Estimating Likelihood for Lightning Payments to be (in)feasible

First of all, I want to congratulate @renepickhardt for pioneering this promising approach.

If I am allowed a little nitpicking that doesn’t in any way detract from the achievement, I believe that comparing the min cost flow probability (over the probability space of independently uniform channel balances) and the probability of feasibility calculated here (over the probability space of uniformly chosing a feasible wealth distribution) doesn’t make much sense, because these are two different models that give incomparable results.

In particular, if I am not mistaken, this observation here is not true in general:

To see this, consider the example network that Rene gave, but make it a little easier to compute by setting the capacity of channels 01 and 02 to 1, and 12 to 2. Then there are only 12 possible overall channel states.
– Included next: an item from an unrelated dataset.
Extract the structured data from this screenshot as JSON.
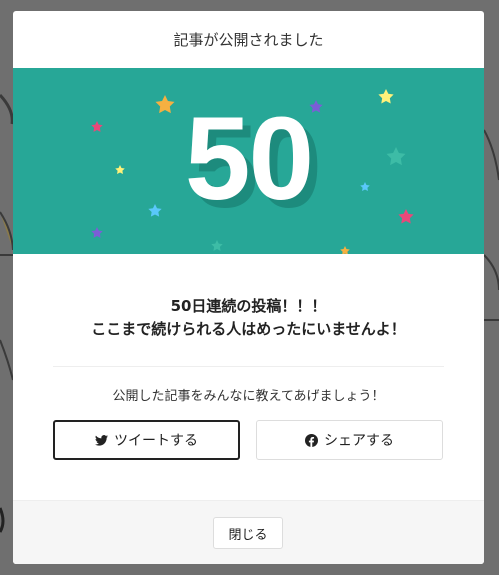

Of these, there are 3 states that lead to the wealth distribution 121 (0 has 1, 1 has 2, 2 has 1 coin), and 3 states that lead to 112, so overall there are 8 feasible wealth distributions.
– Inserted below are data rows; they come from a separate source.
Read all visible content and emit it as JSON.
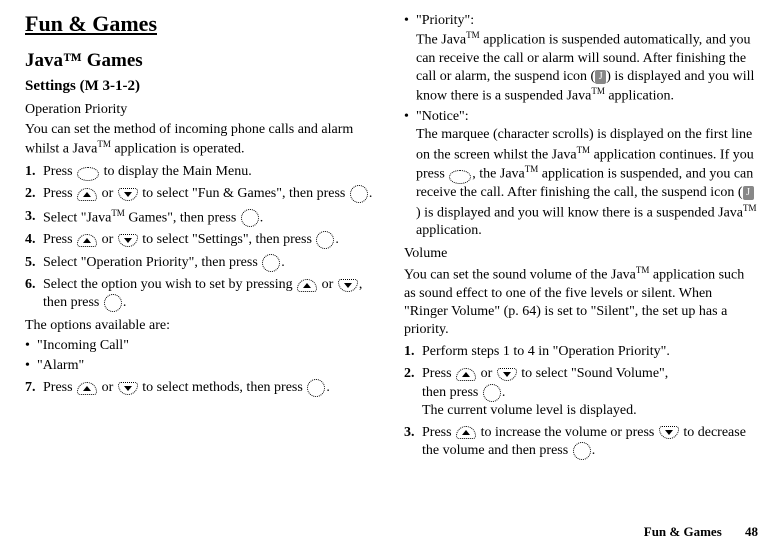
{
  "h1": "Fun & Games",
  "h2": "Java™ Games",
  "h3": "Settings (M 3-1-2)",
  "op_priority_head": "Operation Priority",
  "op_priority_intro_a": "You can set the method of incoming phone calls and alarm whilst a Java",
  "op_priority_intro_b": " application is operated.",
  "tm": "TM",
  "steps_left": {
    "s1_a": "Press ",
    "s1_b": " to display the Main Menu.",
    "s2_a": "Press ",
    "s2_b": " or ",
    "s2_c": " to select \"Fun & Games\", then press ",
    "s2_d": ".",
    "s3_a": "Select \"Java",
    "s3_b": " Games\", then press ",
    "s3_c": ".",
    "s4_a": "Press ",
    "s4_b": " or ",
    "s4_c": " to select \"Settings\", then press ",
    "s4_d": ".",
    "s5_a": "Select \"Operation Priority\", then press ",
    "s5_b": ".",
    "s6_a": "Select the option you wish to set by pressing ",
    "s6_b": " or ",
    "s6_c": ", then press ",
    "s6_d": ".",
    "opts_intro": "The options available are:",
    "opt1": "\"Incoming Call\"",
    "opt2": "\"Alarm\"",
    "s7_a": "Press ",
    "s7_b": " or ",
    "s7_c": " to select methods, then press ",
    "s7_d": "."
  },
  "right": {
    "prio_label": "\"Priority\":",
    "prio_a": "The Java",
    "prio_b": " application is suspended automatically, and you can receive the call or alarm will sound. After finishing the call or alarm, the suspend icon (",
    "prio_c": ") is displayed and you will know there is a suspended Java",
    "prio_d": " application.",
    "notice_label": "\"Notice\":",
    "notice_a": "The marquee (character scrolls) is displayed on the first line on the screen whilst the Java",
    "notice_b": " application continues. If you press ",
    "notice_c": ", the Java",
    "notice_d": " application is suspended, and you can receive the call. After finishing the call, the suspend icon (",
    "notice_e": ") is displayed and you will know there is a suspended Java",
    "notice_f": " application.",
    "vol_head": "Volume",
    "vol_intro_a": "You can set the sound volume of the Java",
    "vol_intro_b": " application such as sound effect to one of the five levels or silent. When \"Ringer Volume\" (p. 64) is set to \"Silent\", the set up has a priority.",
    "v1": "Perform steps 1 to 4 in \"Operation Priority\".",
    "v2_a": "Press ",
    "v2_b": " or ",
    "v2_c": " to select \"Sound Volume\",",
    "v2_d": "then press ",
    "v2_e": ".",
    "v2_f": "The current volume level is displayed.",
    "v3_a": "Press ",
    "v3_b": " to increase the volume or press ",
    "v3_c": " to decrease the volume and then press ",
    "v3_d": "."
  },
  "footer_title": "Fun & Games",
  "footer_page": "48"
}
Now let’s ask ourselves how probable is it that node 1 can pay 1 coin to node 0 as well as 1 coin to node 2. This is feasible whenever node 1 has at least 2 coins, node 0 has at most 1 and node 2 has at most 2. There are exactly 3 wealth distributions that apply: 121,022, and 031. So this is feasible with probability 3/8.
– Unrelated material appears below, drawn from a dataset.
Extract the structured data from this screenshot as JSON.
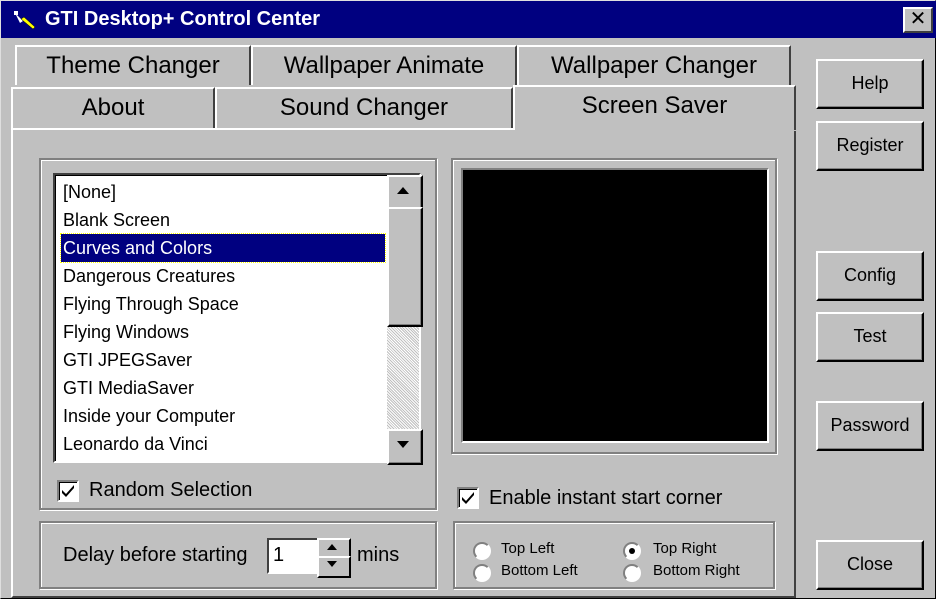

Now observe that there is only one flow that can achieve these two payments at the same time: 1 coin each directly from 1 to 0 as well as from 1 to 2. This is the min cost (=most probable) flow, and there are 5 network states where it will succeed (the same as the ones coming from the feasible wealth distributions above, but 121 is counted 3 times), So its success probability is 5/12, which is strictly greater than 3/8.

So the min cost flow in this example is more probable than the feasibility of these two payments, which makes no sense but is an artefact of the different probability spaces that are compared.